Honestly, with Catena Alta starting to elevate from the $39 range to more like $43, this is a truly delicious option when you want to stay under $40. And if you want to really stock up, Bedford Wine Merchants carries this for $35.99. At that price… it’s a steal.
I am officially on the ZaHa train, next destination: TeHo.
(4.5 / 5)
It’s the wine most of us never get to drink. At least until we inherit a bigass fortune or win the Lottery.
I’m talking about Cobos Malbec, the icon wine from Paul Hobbs’ legendary Vina Cobos in Mendoza’s Luján de Cuyo region. Hobbs has consulted with numerous wineries in Argentina, but this is the vineyard he owns, so obviously it’s the one he’s put his most masterful touch on.
I flew to Mendoza and visited the winery myself. But after 5000 miles and thousands of miles in of travel, would they give me just a wee taste? Nope. Not unless you bought the stuff. And at the time that just seemed highway robbery.
Should a malbec cost $200? Hell no. But this one does.
This seems a good moment to back up and describe the entire line of Vina Cobos’ wines. All of these are available in a Malbec and Cabernet version, but as usual I am focusing on the Malbec.
Felino is readily available in the States for about $19. It aspires to take the sweet spot from Catena Malbec in this category. It’s not a bad wine, but with some shopping around I think you can do better for the price. (3 / 5)
Bramare is where Hobbs starts to get serious about wine. This bottle can be found around $43, again coincidentally about the same price as Catena Alta. (3.5 / 5)
But for my money, where Vina Cobos starts to become a must-try is at the next level up: the green-label Bramares. These are the wines from specific vineyards. The one from the Marchiori Vineyard, about $75 if you shop carefully, is one of the best wines I have ever tasted. (4.5 / 5)
But my friend Greg and I were sitting in the stunning courtyard of the Palacio Duhau – Park Hyatt, arguably one of the nicest places to have a drink in the world. And Cobos Malbec was on the wine list. I’d just gotten a mess of pesos at 11/1 exchange via Xoom.com. So everything was a bargain, right? It not now, when?

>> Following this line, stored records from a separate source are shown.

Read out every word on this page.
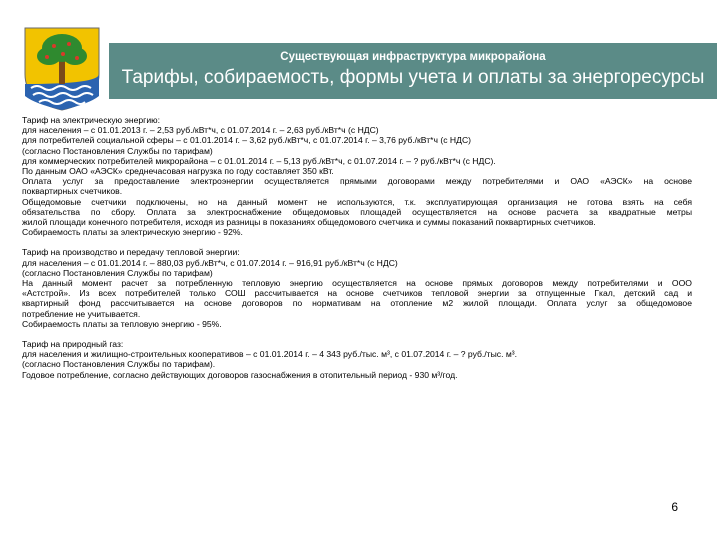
Существующая инфраструктура микрорайона
Тарифы, собираемость, формы учета и оплаты за энергоресурсы

Тариф на электрическую энергию:

для населения – с 01.01.2013 г. – 2,53 руб./кВт*ч, с 01.07.2014 г. – 2,63 руб./кВт*ч (с НДС)

для потребителей социальной сферы – с 01.01.2014 г. – 3,62 руб./кВт*ч, с 01.07.2014 г. – 3,76 руб./кВт*ч (с НДС)

(согласно Постановления Службы по тарифам)

для коммерческих потребителей микрорайона – с 01.01.2014 г. – 5,13 руб./кВт*ч, с 01.07.2014 г. – ? руб./кВт*ч (с НДС).

По данным ОАО «АЭСК» среднечасовая нагрузка по году составляет 350 кВт.

Оплата услуг за предоставление электроэнергии осуществляется прямыми договорами между потребителями и ОАО «АЭСК» на основе

поквартирных счетчиков.

Общедомовые счетчики подключены, но на данный момент не используются, т.к. эксплуатирующая организация не готова взять на себя

обязательства по сбору. Оплата за электроснабжение общедомовых площадей осуществляется на основе расчета за квадратные метры

жилой площади конечного потребителя, исходя из разницы в показаниях общедомового счетчика и суммы показаний поквартирных счетчиков.

Собираемость платы за электрическую энергию - 92%.

Тариф на производство и передачу тепловой энергии:

для населения – с 01.01.2014 г. – 880,03 руб./кВт*ч, с 01.07.2014 г. – 916,91 руб./кВт*ч (с НДС)

(согласно Постановления Службы по тарифам)

На данный момент расчет за потребленную тепловую энергию осуществляется на основе прямых договоров между потребителями и ООО

«Астстрой». Из всех потребителей только СОШ рассчитывается на основе счетчиков тепловой энергии за отпущенные Гкал, детский сад и

квартирный фонд рассчитывается на основе договоров по нормативам на отопление м2 жилой площади. Оплата услуг за общедомовое

потребление не учитывается.

Собираемость платы за тепловую энергию - 95%.

Тариф на природный газ:

для населения и жилищно-строительных кооперативов – с 01.01.2014 г. – 4 343 руб./тыс. м³, с 01.07.2014 г. – ? руб./тыс. м³.

(согласно Постановления Службы по тарифам).

Годовое потребление, согласно действующих договоров газоснабжения в отопительный период - 930 м³/год.

6
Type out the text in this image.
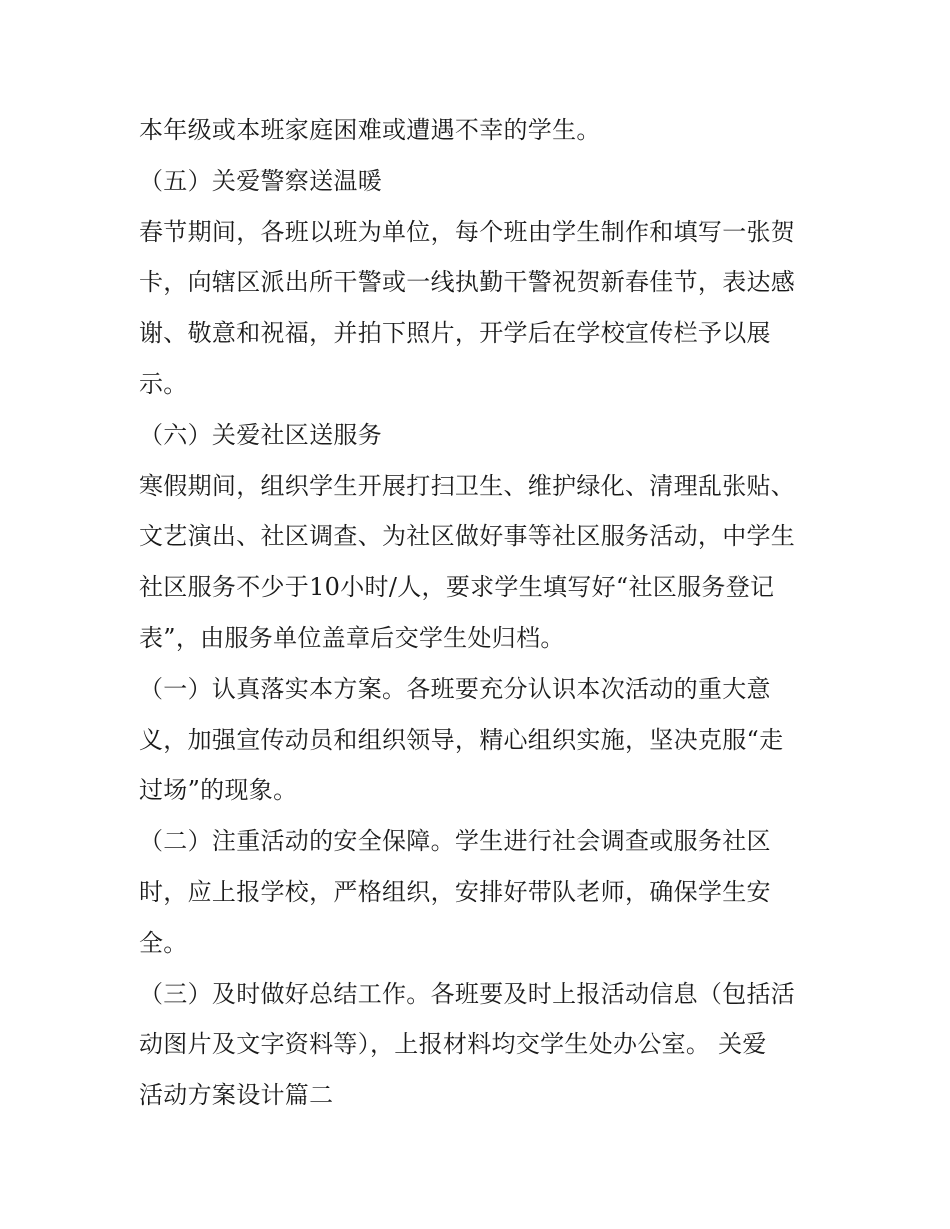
本年级或本班家庭困难或遭遇不幸的学生。
（五）关爱警察送温暖
春节期间，各班以班为单位，每个班由学生制作和填写一张贺
卡，向辖区派出所干警或一线执勤干警祝贺新春佳节，表达感
谢、敬意和祝福，并拍下照片，开学后在学校宣传栏予以展
示。
（六）关爱社区送服务
寒假期间，组织学生开展打扫卫生、维护绿化、清理乱张贴、
文艺演出、社区调查、为社区做好事等社区服务活动，中学生
社区服务不少于10小时/人，要求学生填写好“社区服务登记
表”，由服务单位盖章后交学生处归档。
（一）认真落实本方案。各班要充分认识本次活动的重大意
义，加强宣传动员和组织领导，精心组织实施，坚决克服“走
过场”的现象。
（二）注重活动的安全保障。学生进行社会调查或服务社区
时，应上报学校，严格组织，安排好带队老师，确保学生安
全。
（三）及时做好总结工作。各班要及时上报活动信息（包括活
动图片及文字资料等），上报材料均交学生处办公室。 关爱
活动方案设计篇二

So when they served the bottle, it was… good. Actually the bottle was a little warm, and I asked them to cool it off. And our first sip was just, nice. But after five minutes, oxygen worked its magic and we started to realize we had one delicious glass of wine in our hands.
It grew in complexity and the legs on the sides of the glass were just huge.
It was truly amazing, but for the price, you could have three bottles of equally amazing wine. So was it worth it? That depends on where you are, and what you are celebrating.
For all the talk of trophy wines that are too big, too New World, and too alcohol-tinged, there is something to be said for a wine that just blows you away on a perfect afternoon in one of the world’s most perfect places. Cobos Malbec (4.5 / 5)
Bodegas Belgrano Malbec(2.0 / 5)
Time to atone for that $200 bottle of Cobos.
I figure my job is to make the mistakes, so you don’t have to.
So when I saw this $7.99 bottle at Whole Foods Market, I decided to take one for the team.
The wine is called Bodegas Belgrano.
Never heard of it. In. My Life.
(If the audio were louder, my skepticism would come through even more clearly.)
And the verdict…
Is it good?
Well, yeah. In its own way. But so is Kool-Aid.
This stuff is jammy, jammy, jammy. Light-bodied and fruit forward – almost like an inexpensive Zinfandel.
I’ve had worse $12 wines, to be sure. There’s nothing overly barnyard, tannic, muddy, or obnoxious about it. And I wouldn’t avoid this. But I also wouldn’t give it as a gift.